In each of these actions, the SEC cited that the essential violation of the underwriters stemmed from the failure of the dealers to inquire of the purchasers concerning their investment intent. While the SEC has never proscribed the form by which an underwriter should obtain a statement from an investor, and while that form can be an investor letter that is executed by the investor or a statement that is then memorialized in some fashion, what the SEC’s actions make clear is that the underwriter needs to be able to document and prove that it inquired of the investors and was able to obtain the requisite reasonable belief that the purchaser was purchasing for investment intent.
  • When regularly using the limited offering exception, develop an ongoing awareness of what those investors are doing with municipal securities sold using the limited offering exception.

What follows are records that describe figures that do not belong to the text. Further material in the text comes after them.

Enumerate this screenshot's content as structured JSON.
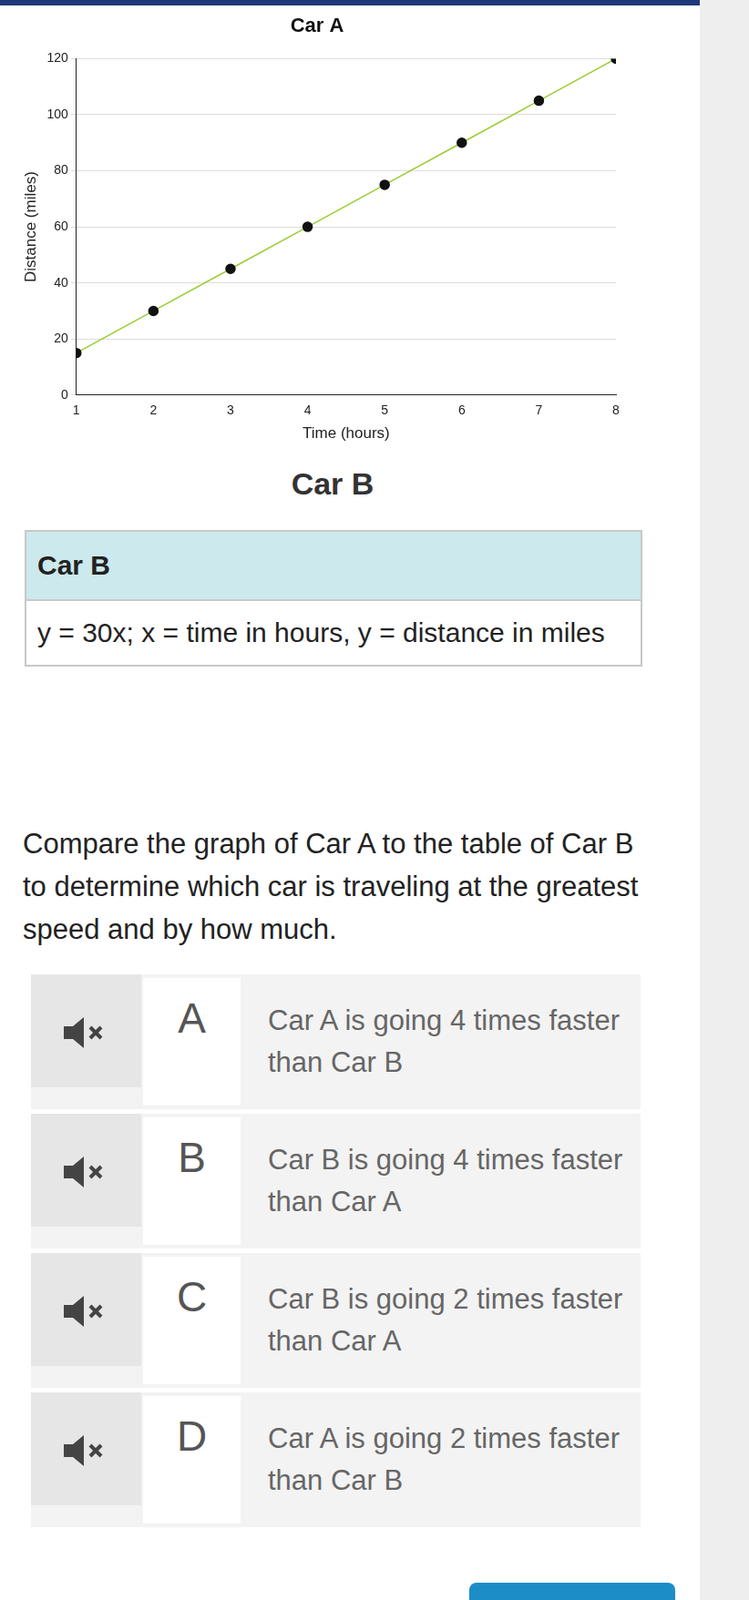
{
  "chart_data": {
    "type": "line",
    "title": "Car A",
    "x_label": "Time (hours)",
    "y_label": "Distance (miles)",
    "x": [
      1,
      2,
      3,
      4,
      5,
      6,
      7,
      8
    ],
    "values": [
      15,
      30,
      45,
      60,
      75,
      90,
      105,
      120
    ],
    "color": "#9acd32",
    "marker": "circle",
    "xlim": [
      1,
      8
    ],
    "xticks": [
      1,
      2,
      3,
      4,
      5,
      6,
      7,
      8
    ],
    "ylim": [
      0,
      120
    ],
    "yticks": [
      0,
      20,
      40,
      60,
      80,
      100,
      120
    ],
    "grid": "y"
  },
  "page": {
    "heading": "Car B",
    "table": {
      "header": "Car B",
      "rows": [
        [
          "y = 30x; x = time in hours, y = distance in miles"
        ]
      ]
    },
    "question": "Compare the graph of Car A to the table of Car B to determine which car is traveling at the greatest speed and by how much.",
    "options": [
      {
        "letter": "A",
        "text": "Car A is going 4 times faster than Car B"
      },
      {
        "letter": "B",
        "text": "Car B is going 4 times faster than Car A"
      },
      {
        "letter": "C",
        "text": "Car B is going 2 times faster than Car A"
      },
      {
        "letter": "D",
        "text": "Car A is going 2 times faster than Car B"
      }
    ]
  }
}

It is notable that in these actions, the SEC omitted any statement similar to that included in the 1989 adopting release to the effect that underwriters could establish their reasonable belief through obtaining a statement from an investor. The SEC’s findings related to sales to broker-dealers present unique difficulties because, even if an underwriter obtained a statement of investment intent from a broker-dealer, it would be difficult for that underwriter to reasonably rely on such statement since broker-dealers are in a business that is incompatible with investment intent.
The SEC seems to have opened the door to questioning when an underwriter may reasonably rely on an investor statement of investment intent. While a broker-dealer presents a somewhat obvious fact pattern where reasonable reliance is questionable, what about other investors? While not in the four corners of the SEC actions, it may make sense for underwriters who sell municipal securities pursuant to a limited offering exception to an investor on a regular basis to generally be aware of what that investor does with municipal securities that it purchases stating it had investment intent. If an underwriter sells multiple issuances of municipal securities to an investor and that investor has a pattern of quickly selling those municipal securities, the SEC’s approach in these actions raises the question whether the SEC may question whether the underwriter appropriately relied on a statement of investment intent when that investor’s trading activity was inconsistent with its statement and the underwriter could have been aware of that if it investigated its trading activity.

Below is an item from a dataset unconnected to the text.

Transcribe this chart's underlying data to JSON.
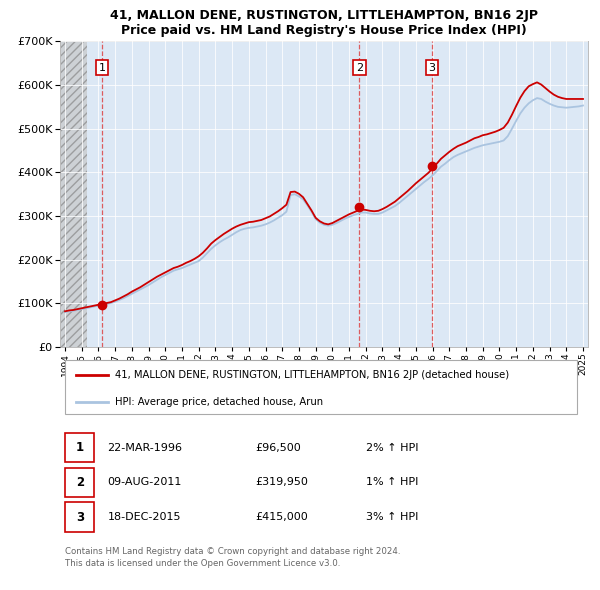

  • Be mindful of the larger impact on the municipal securities market.
Stepping back from the four actions, the SEC seems to be making a larger market message concerning how the limited offering exception was impacting the municipal securities market. Reading between the lines of the actions, the SEC seemed to be complaining that the systematic use of the limited offering exception is increasing the volume of municipal securities regularly traded in the market that are not accompanied by disclosure or continuing disclosure obligations. Simply put, if these transactions are multiplied across the market, then, from the SEC’s perspective, it would create a situation where the basic purposes and protections of Rule 15c2-12 are undermined. In the Oppenheimer complaint the SEC appears to connect dots from marketing materials to distribution channels, and to a lack of policies and procedures to demonstrate how the limited offering program that Oppenheimer conducted allegedly undermined the purpose of the municipal securities disclosure regime. It remains helpful for market participants to consider how the SEC would view their transactions and programs of transactions. By engaging in a systematic pattern of transactions that, if spread throughout the market, would undermine the SEC’s fundamental goals and expectations for the market, the SEC may feel obligated to fix that problem one way or the other.